FINITE SIZE SCALING AND LONG-RANGE INTERACTIONS (SPHERICAL MODELS, EPSILON EXPANSIONS)

A study of the effects of the presence of long range interactions on finite systems near a critical point is carried out. Away from the critical point, convergence to the thermodynamic limit is qualitatively different than in short range systems. Using general arguments, it is shown thermodynamic functions converge to the bulk limit as a power of the system size, as opposed to exponentially in the system size as in short range systems. This power is predicted to be the power of the decay of interactions in the case of the susceptibility. The problem of defining a correlation length suitable for measurement in computer simulations is discussed, and the second moment of the correlation function, which diverges at all temperatures, is proposed as a useful quantity to measure. A detailed calculation of the spherical model with long ranges interactions is described. The model is solvable in arbitrary dimension with ferromagnetic interaction decaying as an arbitrary power of spin separation. Closed form expressions for the susceptibility, free energy, and correlation function are derived. Finite size scaling is obeyed in this model. Mean field theory of finite systems is verified by the interaction independence of the scaling functions above the upper critical dimensions.
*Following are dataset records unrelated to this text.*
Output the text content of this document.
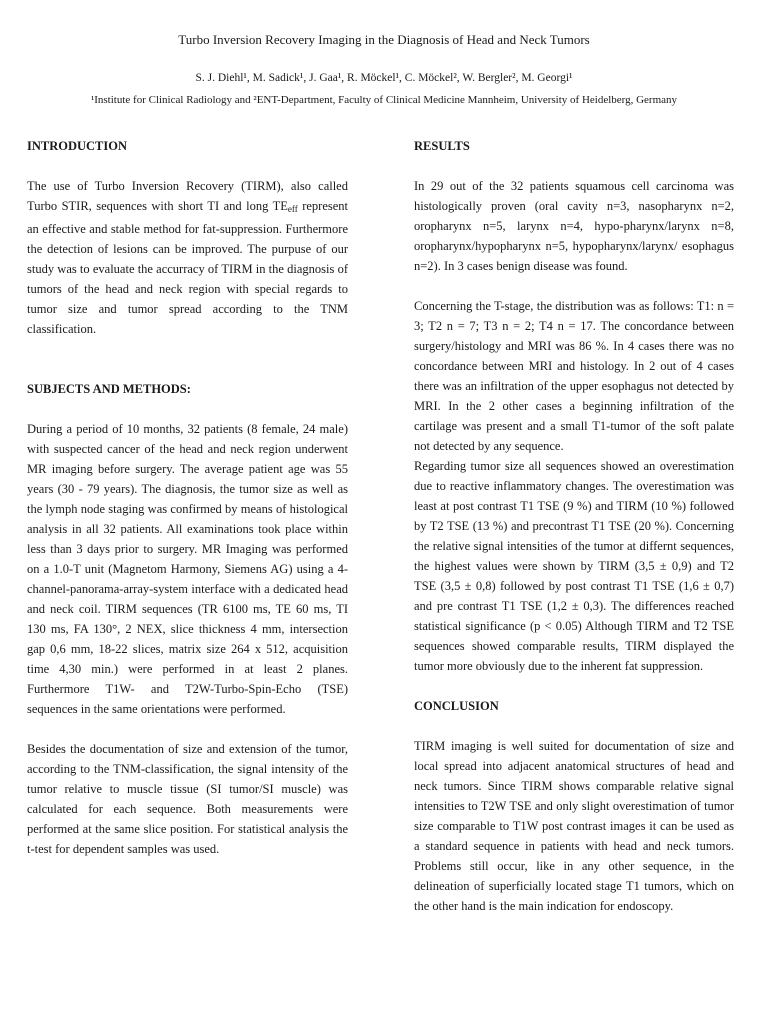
Turbo Inversion Recovery Imaging in the Diagnosis of Head and Neck Tumors
S. J. Diehl¹, M. Sadick¹, J. Gaa¹, R. Möckel¹, C. Möckel², W. Bergler², M. Georgi¹
¹Institute for Clinical Radiology and ²ENT-Department, Faculty of Clinical Medicine Mannheim, University of Heidelberg, Germany
INTRODUCTION

The use of Turbo Inversion Recovery (TIRM), also called Turbo STIR, sequences with short TI and long $TE_{eff}$ represent an effective and stable method for fat-suppression. Furthermore the detection of lesions can be improved. The purpuse of our study was to evaluate the accurracy of TIRM in the diagnosis of tumors of the head and neck region with special regards to tumor size and tumor spread according to the TNM classification.

SUBJECTS AND METHODS:

During a period of 10 months, 32 patients (8 female, 24 male) with suspected cancer of the head and neck region underwent MR imaging before surgery. The average patient age was 55 years (30 - 79 years). The diagnosis, the tumor size as well as the lymph node staging was confirmed by means of histological analysis in all 32 patients. All examinations took place within less than 3 days prior to surgery. MR Imaging was performed on a 1.0-T unit (Magnetom Harmony, Siemens AG) using a 4-channel-panorama-array-system interface with a dedicated head and neck coil. TIRM sequences (TR 6100 ms, TE 60 ms, TI 130 ms, FA 130°, 2 NEX, slice thickness 4 mm, intersection gap 0,6 mm, 18-22 slices, matrix size 264 x 512, acquisition time 4,30 min.) were performed in at least 2 planes. Furthermore T1W- and T2W-Turbo-Spin-Echo (TSE) sequences in the same orientations were performed.

Besides the documentation of size and extension of the tumor, according to the TNM-classification, the signal intensity of the tumor relative to muscle tissue (SI tumor/SI muscle) was calculated for each sequence. Both measurements were performed at the same slice position. For statistical analysis the t-test for dependent samples was used.

RESULTS

In 29 out of the 32 patients squamous cell carcinoma was histologically proven (oral cavity n=3, nasopharynx n=2, oropharynx n=5, larynx n=4, hypo-pharynx/larynx n=8, oropharynx/hypopharynx n=5, hypopharynx/larynx/ esophagus n=2). In 3 cases benign disease was found.

Concerning the T-stage, the distribution was as follows: T1: n = 3; T2 n = 7; T3 n = 2; T4 n = 17. The concordance between surgery/histology and MRI was 86 %. In 4 cases there was no concordance between MRI and histology. In 2 out of 4 cases there was an infiltration of the upper esophagus not detected by MRI. In the 2 other cases a beginning infiltration of the cartilage was present and a small T1-tumor of the soft palate not detected by any sequence.

Regarding tumor size all sequences showed an overestimation due to reactive inflammatory changes. The overestimation was least at post contrast T1 TSE (9 %) and TIRM (10 %) followed by T2 TSE (13 %) and precontrast T1 TSE (20 %). Concerning the relative signal intensities of the tumor at differnt sequences, the highest values were shown by TIRM (3,5 ± 0,9) and T2 TSE (3,5 ± 0,8) followed by post contrast T1 TSE (1,6 ± 0,7) and pre contrast T1 TSE (1,2 ± 0,3). The differences reached statistical significance (p < 0.05) Although TIRM and T2 TSE sequences showed comparable results, TIRM displayed the tumor more obviously due to the inherent fat suppression.

CONCLUSION

TIRM imaging is well suited for documentation of size and local spread into adjacent anatomical structures of head and neck tumors. Since TIRM shows comparable relative signal intensities to T2W TSE and only slight overestimation of tumor size comparable to T1W post contrast images it can be used as a standard sequence in patients with head and neck tumors. Problems still occur, like in any other sequence, in the delineation of superficially located stage T1 tumors, which on the other hand is the main indication for endoscopy.
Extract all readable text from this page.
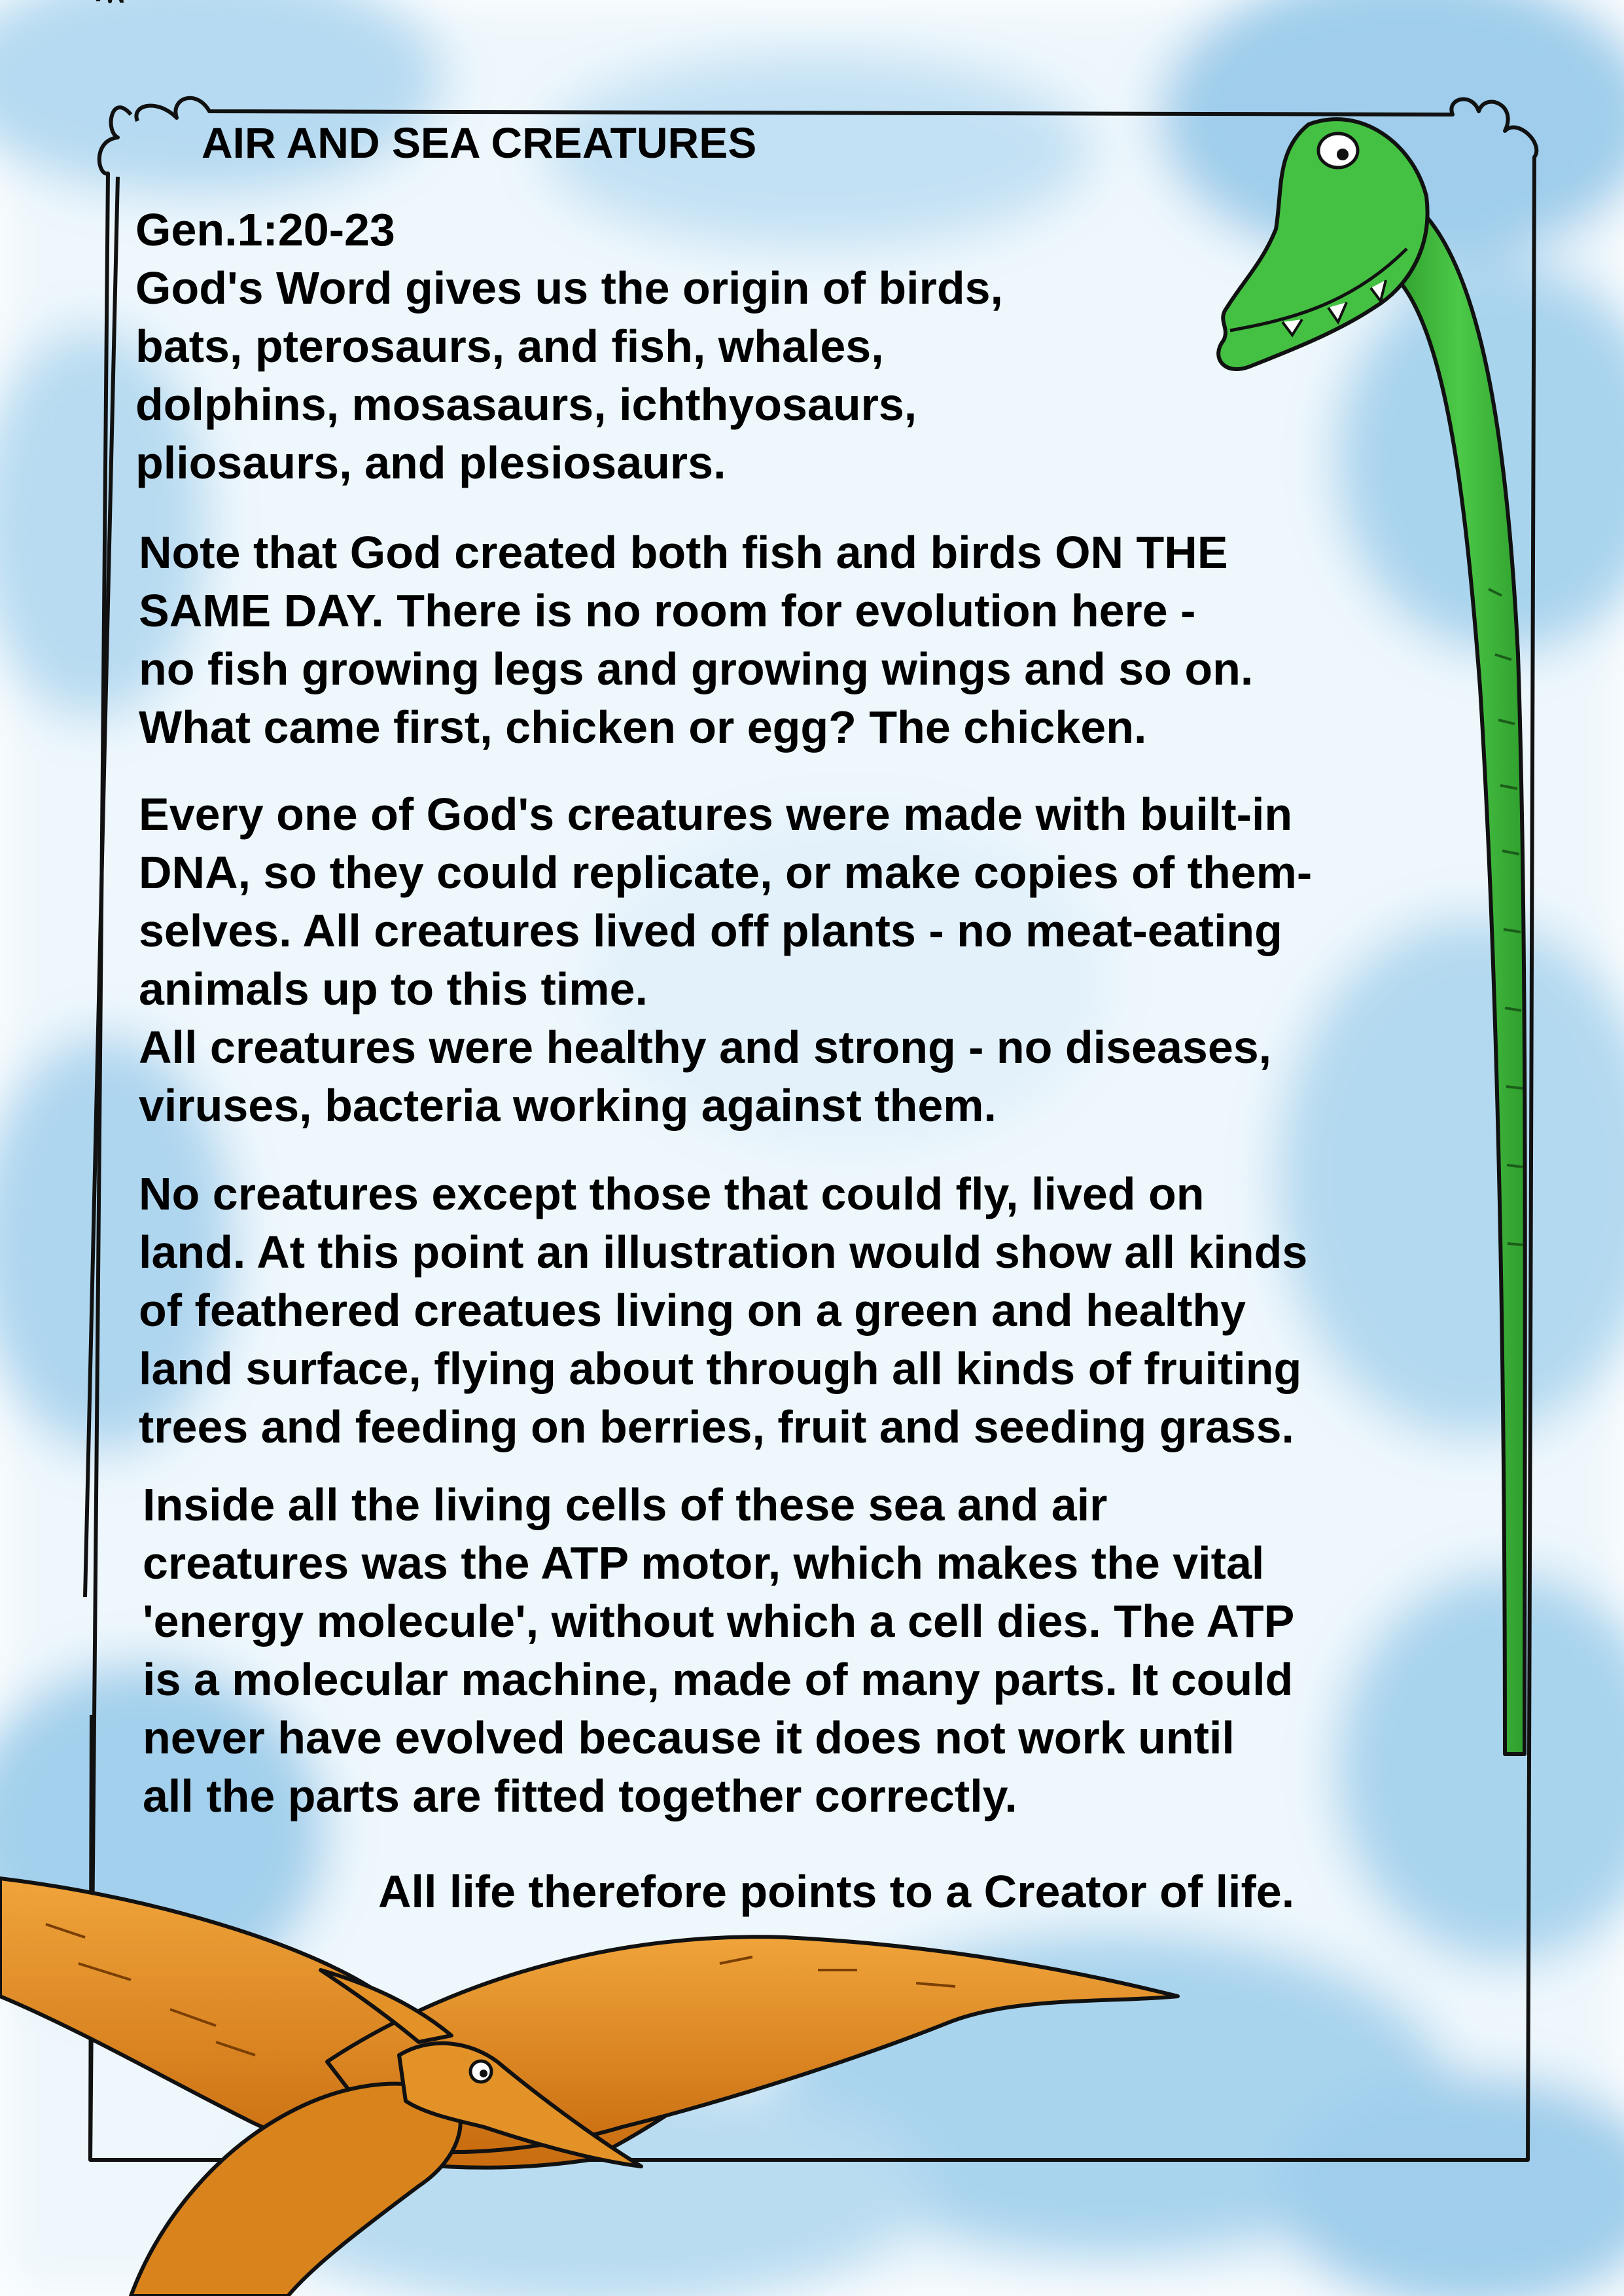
AIR AND SEA CREATURES
Gen.1:20-23
God's Word gives us the origin of birds,
bats, pterosaurs, and fish, whales,
dolphins, mosasaurs, ichthyosaurs,
pliosaurs, and plesiosaurs.
Note that God created both fish and birds ON THE
SAME DAY. There is no room for evolution here -
no fish growing legs and growing wings and so on.
What came first, chicken or egg? The chicken.
Every one of God's creatures were made with built-in
DNA, so they could replicate, or make copies of them-
selves. All creatures lived off plants - no meat-eating
animals up to this time.
All creatures were healthy and strong - no diseases,
viruses, bacteria working against them.
No creatures except those that could fly, lived on
land. At this point an illustration would show all kinds
of feathered creatues living on a green and healthy
land surface, flying about through all kinds of fruiting
trees and feeding on berries, fruit and seeding grass.
Inside all the living cells of these sea and air
creatures was the ATP motor, which makes the vital
'energy molecule', without which a cell dies. The ATP
is a molecular machine, made of many parts. It could
never have evolved because it does not work until
all the parts are fitted together correctly.
All life therefore points to a Creator of life.
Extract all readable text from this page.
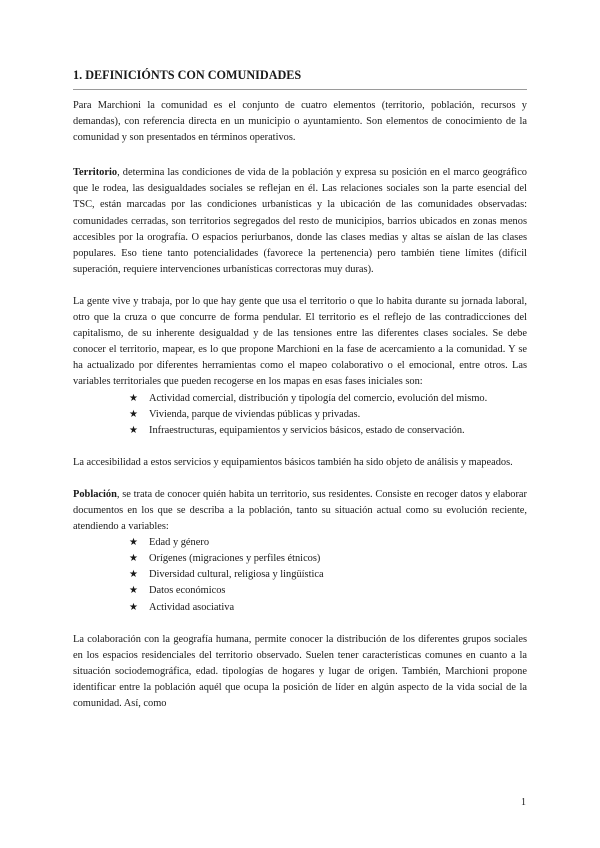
1. DEFINICIÓNTS CON COMUNIDADES

Para Marchioni la comunidad es el conjunto de cuatro elementos (territorio, población, recursos y demandas), con referencia directa en un municipio o ayuntamiento. Son elementos de conocimiento de la comunidad y son presentados en términos operativos.

Territorio, determina las condiciones de vida de la población y expresa su posición en el marco geográfico que le rodea, las desigualdades sociales se reflejan en él. Las relaciones sociales son la parte esencial del TSC, están marcadas por las condiciones urbanísticas y la ubicación de las comunidades observadas: comunidades cerradas, son territorios segregados del resto de municipios, barrios ubicados en zonas menos accesibles por la orografía. O espacios periurbanos, donde las clases medias y altas se aíslan de las clases populares. Eso tiene tanto potencialidades (favorece la pertenencia) pero también tiene límites (difícil superación, requiere intervenciones urbanísticas correctoras muy duras).

La gente vive y trabaja, por lo que hay gente que usa el territorio o que lo habita durante su jornada laboral, otro que la cruza o que concurre de forma pendular. El territorio es el reflejo de las contradicciones del capitalismo, de su inherente desigualdad y de las tensiones entre las diferentes clases sociales. Se debe conocer el territorio, mapear, es lo que propone Marchioni en la fase de acercamiento a la comunidad. Y se ha actualizado por diferentes herramientas como el mapeo colaborativo o el emocional, entre otros. Las variables territoriales que pueden recogerse en los mapas en esas fases iniciales son:

★ Actividad comercial, distribución y tipología del comercio, evolución del mismo.
★ Vivienda, parque de viviendas públicas y privadas.
★ Infraestructuras, equipamientos y servicios básicos, estado de conservación.

La accesibilidad a estos servicios y equipamientos básicos también ha sido objeto de análisis y mapeados.

Población, se trata de conocer quién habita un territorio, sus residentes. Consiste en recoger datos y elaborar documentos en los que se describa a la población, tanto su situación actual como su evolución reciente, atendiendo a variables:

★ Edad y género
★ Orígenes (migraciones y perfiles étnicos)
★ Diversidad cultural, religiosa y lingüística
★ Datos económicos
★ Actividad asociativa

La colaboración con la geografía humana, permite conocer la distribución de los diferentes grupos sociales en los espacios residenciales del territorio observado. Suelen tener características comunes en cuanto a la situación sociodemográfica, edad. tipologías de hogares y lugar de origen. También, Marchioni propone identificar entre la población aquél que ocupa la posición de líder en algún aspecto de la vida social de la comunidad. Así, como

1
The convergence to the bulk properties is power law in the system size; the predicted power for the susceptibility is verified and the power for the free energy is found. It is argued that the long range interaction introduces corrections to scaling which are not present in short range systems. However, these corrections are higher order than the leading ones. A method of renormalization group calculation is developed for finite systems in which the exponentiation of logarithms to produce scaling variables is explicit. A lowest order calculation using this method is described for long ranged, Ising-like systems. Finite size scaling is verified to lowest order, and anomalous corrections similar to those found in the spherical model are present. Arguments are given in support of the power law convergence of thermodynamic functions away from the critical point.